Okulun rutin kırtasiye giderlerinin hangi gelirle gerçekleştirildiğinin farkında mısınız?
Bakanlık ve Özel İdare bütçesinden aktarılan kaynağın, bir okulun yıllık giderinin yüzde kaçını ancak karşılayabildiğini, kalan ihtiyaçların kimlerin fedakarlığıyla temin edildiğini biliyor musunuz?
Bir okul idarecisinin kapı kapı dolaşarak, binbir türlü girişimde bulunarak okuluna nasıl kaynak sağladığını ve ancak bu sayede okulundaki eğitim hizmetini sağlıklı şekilde sürdürdüğünü biliyor musunuz?
Beceriksizlikle itham ettiğiniz okul idarecilerimizin, sabahın köründen akşamın karanlığına kadar mesai dinlemeden bütün zamanlarını kurumlarına adadıklarını, -eğer öğretmen değil de tüccar olsalardı onlara köşeyi döndürecek olan- bu olağan üstü maharetlerini okullarını idare edebilecekleri kaynakları temin için ortaya koyduklarını hiç düşündünüz mü?
Uzun lafın kısası sayın Bakan;
Eğer bugün okullarımızda eğitim hizmeti yürütülebiliyorsa; bu sizin okullarımıza yeterli kaynak aktardığınızdan dolayı değil; beceriksizlikle suçladığınız okul idarecilerimizin ve öğretmenlerimizin büyük fedakarlıklarıyla sergiledikleri üstün performans sayesindedir.
Buradan kendinize pay çıkarmayın!
Öte yandan şunu da görmeniz gerekir ki; bir okul yöneticisinin kendi imkanlarıyla okuluna kaynak oluşturması görevi değil; onun fedakarlığı, takdire şayan gayreti ve erdemidir.

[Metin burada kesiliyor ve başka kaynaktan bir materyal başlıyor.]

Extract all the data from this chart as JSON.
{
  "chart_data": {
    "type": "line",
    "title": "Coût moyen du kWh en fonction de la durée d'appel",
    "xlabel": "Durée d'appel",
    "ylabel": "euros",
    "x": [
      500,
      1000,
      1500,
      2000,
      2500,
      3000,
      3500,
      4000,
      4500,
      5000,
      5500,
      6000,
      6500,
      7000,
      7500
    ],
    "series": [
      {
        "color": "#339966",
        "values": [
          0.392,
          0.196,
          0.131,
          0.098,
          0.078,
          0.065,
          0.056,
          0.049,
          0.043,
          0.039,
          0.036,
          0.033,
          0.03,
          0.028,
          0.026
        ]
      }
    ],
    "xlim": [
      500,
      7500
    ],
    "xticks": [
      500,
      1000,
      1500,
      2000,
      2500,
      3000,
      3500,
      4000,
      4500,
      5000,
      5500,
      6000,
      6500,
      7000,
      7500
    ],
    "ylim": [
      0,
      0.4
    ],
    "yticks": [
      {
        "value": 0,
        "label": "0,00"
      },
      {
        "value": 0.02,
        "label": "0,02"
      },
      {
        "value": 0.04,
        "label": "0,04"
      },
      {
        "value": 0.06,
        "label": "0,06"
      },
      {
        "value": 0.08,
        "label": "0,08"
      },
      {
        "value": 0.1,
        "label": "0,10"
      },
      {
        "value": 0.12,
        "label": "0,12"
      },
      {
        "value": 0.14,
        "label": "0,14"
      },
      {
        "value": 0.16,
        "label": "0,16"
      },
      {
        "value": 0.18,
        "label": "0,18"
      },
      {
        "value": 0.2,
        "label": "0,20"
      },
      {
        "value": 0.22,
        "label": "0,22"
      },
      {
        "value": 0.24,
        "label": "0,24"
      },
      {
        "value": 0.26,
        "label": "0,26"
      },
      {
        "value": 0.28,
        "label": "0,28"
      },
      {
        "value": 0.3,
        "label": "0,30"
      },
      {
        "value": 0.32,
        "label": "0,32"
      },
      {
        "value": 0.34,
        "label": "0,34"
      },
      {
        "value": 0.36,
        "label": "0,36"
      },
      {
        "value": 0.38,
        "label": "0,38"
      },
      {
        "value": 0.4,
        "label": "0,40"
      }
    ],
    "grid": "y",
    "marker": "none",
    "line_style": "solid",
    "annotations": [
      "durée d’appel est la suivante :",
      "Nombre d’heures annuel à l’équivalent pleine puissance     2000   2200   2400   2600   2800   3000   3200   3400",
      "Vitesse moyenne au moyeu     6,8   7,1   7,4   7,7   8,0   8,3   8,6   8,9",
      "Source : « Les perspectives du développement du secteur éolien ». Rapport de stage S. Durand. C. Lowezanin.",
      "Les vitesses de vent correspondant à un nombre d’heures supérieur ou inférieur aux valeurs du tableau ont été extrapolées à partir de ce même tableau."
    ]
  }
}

Bu noktada görevini ihmal eden ise, okullarımızın ihtiyaçlarını karşılayacak yeterli kaynağı aktarmayan sizin gibi yöneticilerdir.
Sayın Ömer Dinçer gibi, Türk Eğitim-Sen olarak biz de eğitimde bir yönetim sorunu, yönetici sorunu olduğunu düşünüyoruz.
Lakin bize göre, sorunun kaynağı, okul yöneticileri ve eğitim çalışanları değil; MEB'in kaptan köşkünde ikamet eden sayın Bakan ve onun transfer ettiği eğitimci olmayan üst düzey bürokratlarıdır!